De acordo com a titular da Setde, parte dessas ações já saiu do papel, como o repasse de R$ 4,12 milhões para a construção de um portal em Baía da Traição e a pavimentação do acesso ao Forte Velho, em Lucena. O governo ainda tem atuado na formalização dos serviços turísticos, promovendo workshops e fortalecendo as Instâncias de Governança Regional (IGRs), que ampliam o diálogo com as comunidades e contribuem para a formação de agentes locais de turismo. O artesanato potiguara também vem ganhando visibilidade com oficinas, capacitações e espaços em eventos como o Salão do Artesanato Paraibano. “E não podemos nos esquecer de que as experiências culturais e ecológicas oferecidas nas aldeias fortalecem o etnoturismo e geram renda direta, por meio do artesanato, da gastronomia e da oferta de serviços locais”, observa Rosália Lucas.

Construção coletiva

Para que o turismo aconteça de forma respeitosa e sustentável, é preciso que haja um diálogo contínuo e aberto com a população. Franklin Oliveira, presidente da IGR da Rota Terra dos Potiguaras, explica que esse trabalho começa com a escuta ativa das lideranças indígenas. “A rota foi pensada respeitando as áreas sagradas, as tradições e os modos de vida das comunidades”, ressalta. Na prática, cada aldeia participa da criação dos produtos turísticos e define o que quer oferecer. Há locais que permanecem restritos, por serem santuários sagrados, enquanto outros tornam-se oportunidades para exibir rituais e saberes. “São vivências autênticas, que não foram ‘montadas’ para apresentar aos turistas”, reforça.

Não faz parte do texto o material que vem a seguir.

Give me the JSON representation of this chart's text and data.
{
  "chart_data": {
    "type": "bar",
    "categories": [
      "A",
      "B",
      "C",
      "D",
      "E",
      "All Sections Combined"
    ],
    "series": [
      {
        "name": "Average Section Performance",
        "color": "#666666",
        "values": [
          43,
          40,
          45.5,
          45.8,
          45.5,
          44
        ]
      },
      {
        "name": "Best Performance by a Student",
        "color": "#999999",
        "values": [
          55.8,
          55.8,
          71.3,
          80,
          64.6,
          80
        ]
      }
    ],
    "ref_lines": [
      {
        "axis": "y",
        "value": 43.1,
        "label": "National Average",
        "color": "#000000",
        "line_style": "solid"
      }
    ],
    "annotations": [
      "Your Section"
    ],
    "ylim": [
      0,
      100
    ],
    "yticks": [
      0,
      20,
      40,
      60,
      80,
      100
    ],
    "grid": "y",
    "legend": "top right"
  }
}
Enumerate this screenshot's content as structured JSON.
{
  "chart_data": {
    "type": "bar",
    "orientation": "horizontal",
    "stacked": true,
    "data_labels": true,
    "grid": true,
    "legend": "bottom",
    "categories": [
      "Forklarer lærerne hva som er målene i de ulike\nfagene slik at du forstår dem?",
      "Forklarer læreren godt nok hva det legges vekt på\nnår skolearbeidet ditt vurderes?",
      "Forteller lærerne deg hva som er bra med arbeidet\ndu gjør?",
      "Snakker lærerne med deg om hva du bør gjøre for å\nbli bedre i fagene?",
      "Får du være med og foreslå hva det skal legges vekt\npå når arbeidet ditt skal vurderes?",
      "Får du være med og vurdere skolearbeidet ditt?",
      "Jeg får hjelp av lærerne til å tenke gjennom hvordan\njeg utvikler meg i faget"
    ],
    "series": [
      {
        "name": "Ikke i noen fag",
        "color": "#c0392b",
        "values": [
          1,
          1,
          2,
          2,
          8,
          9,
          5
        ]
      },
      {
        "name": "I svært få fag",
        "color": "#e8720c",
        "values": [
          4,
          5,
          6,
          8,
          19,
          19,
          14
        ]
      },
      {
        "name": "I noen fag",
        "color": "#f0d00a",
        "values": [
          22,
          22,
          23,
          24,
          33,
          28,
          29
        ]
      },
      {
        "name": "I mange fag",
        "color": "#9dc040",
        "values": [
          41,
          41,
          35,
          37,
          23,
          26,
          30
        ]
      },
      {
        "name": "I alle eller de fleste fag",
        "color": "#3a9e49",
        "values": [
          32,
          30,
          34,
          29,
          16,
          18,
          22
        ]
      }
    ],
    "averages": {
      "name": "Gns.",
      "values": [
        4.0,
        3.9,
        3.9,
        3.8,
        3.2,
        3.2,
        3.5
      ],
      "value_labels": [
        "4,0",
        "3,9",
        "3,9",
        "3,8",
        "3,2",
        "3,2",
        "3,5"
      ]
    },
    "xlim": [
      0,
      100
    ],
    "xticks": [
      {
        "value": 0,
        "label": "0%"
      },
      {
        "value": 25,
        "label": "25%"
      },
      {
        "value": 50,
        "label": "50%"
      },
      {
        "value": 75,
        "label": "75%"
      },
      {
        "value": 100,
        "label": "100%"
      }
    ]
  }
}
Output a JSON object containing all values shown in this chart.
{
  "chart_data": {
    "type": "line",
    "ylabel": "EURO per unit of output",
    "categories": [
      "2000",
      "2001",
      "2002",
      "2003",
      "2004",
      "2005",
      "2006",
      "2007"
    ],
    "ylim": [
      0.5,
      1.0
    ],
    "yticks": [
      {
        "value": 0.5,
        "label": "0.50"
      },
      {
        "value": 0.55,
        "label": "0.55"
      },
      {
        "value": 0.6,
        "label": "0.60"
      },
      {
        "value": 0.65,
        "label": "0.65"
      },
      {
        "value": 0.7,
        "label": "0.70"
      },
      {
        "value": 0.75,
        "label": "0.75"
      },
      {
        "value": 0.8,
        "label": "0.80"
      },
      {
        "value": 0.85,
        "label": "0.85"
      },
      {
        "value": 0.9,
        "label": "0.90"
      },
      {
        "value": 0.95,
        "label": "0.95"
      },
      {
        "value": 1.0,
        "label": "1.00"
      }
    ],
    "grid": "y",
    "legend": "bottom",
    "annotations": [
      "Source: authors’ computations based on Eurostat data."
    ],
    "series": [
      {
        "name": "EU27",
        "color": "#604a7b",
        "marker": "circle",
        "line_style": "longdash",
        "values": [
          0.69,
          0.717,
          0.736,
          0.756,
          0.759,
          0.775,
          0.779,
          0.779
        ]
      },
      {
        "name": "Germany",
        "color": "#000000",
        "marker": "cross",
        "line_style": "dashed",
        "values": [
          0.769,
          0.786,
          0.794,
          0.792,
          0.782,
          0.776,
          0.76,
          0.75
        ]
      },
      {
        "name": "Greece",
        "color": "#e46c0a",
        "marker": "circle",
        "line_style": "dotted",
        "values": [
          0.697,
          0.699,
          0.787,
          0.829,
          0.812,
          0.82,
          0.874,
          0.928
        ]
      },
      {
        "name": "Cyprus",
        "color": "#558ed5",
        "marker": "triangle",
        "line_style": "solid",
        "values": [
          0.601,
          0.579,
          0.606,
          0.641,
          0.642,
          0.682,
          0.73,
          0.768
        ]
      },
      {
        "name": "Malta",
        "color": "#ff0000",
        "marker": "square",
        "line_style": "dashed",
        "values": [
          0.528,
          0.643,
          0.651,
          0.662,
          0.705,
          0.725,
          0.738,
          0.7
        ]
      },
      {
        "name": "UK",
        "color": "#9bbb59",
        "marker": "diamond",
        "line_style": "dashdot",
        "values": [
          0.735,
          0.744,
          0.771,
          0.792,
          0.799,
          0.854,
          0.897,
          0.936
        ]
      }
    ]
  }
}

As decisões são tomadas em assembleias mensais, que reúnem representantes das aldeias, gestores públicos e empresários da região. “Tudo é construído de forma horizontal”, destaca Franklin, lembrando que o grande desafio é não apenas engajar mais empreendedores e guias, mas também promover um crescimento ordenado no território. “Nossa preocupação é não perder o controle, para que a experiência não se transforme em algo invasivo”, diz. O objetivo, segundo ele, é consolidar um turismo de base comunitária cada vez mais qualificado, que preserve o meio ambiente, estimule o desenvolvimento local e respeite o tempo das aldeias.

*Matéria publicada originalmente na edição impressa do dia 28 de setembro de 2025.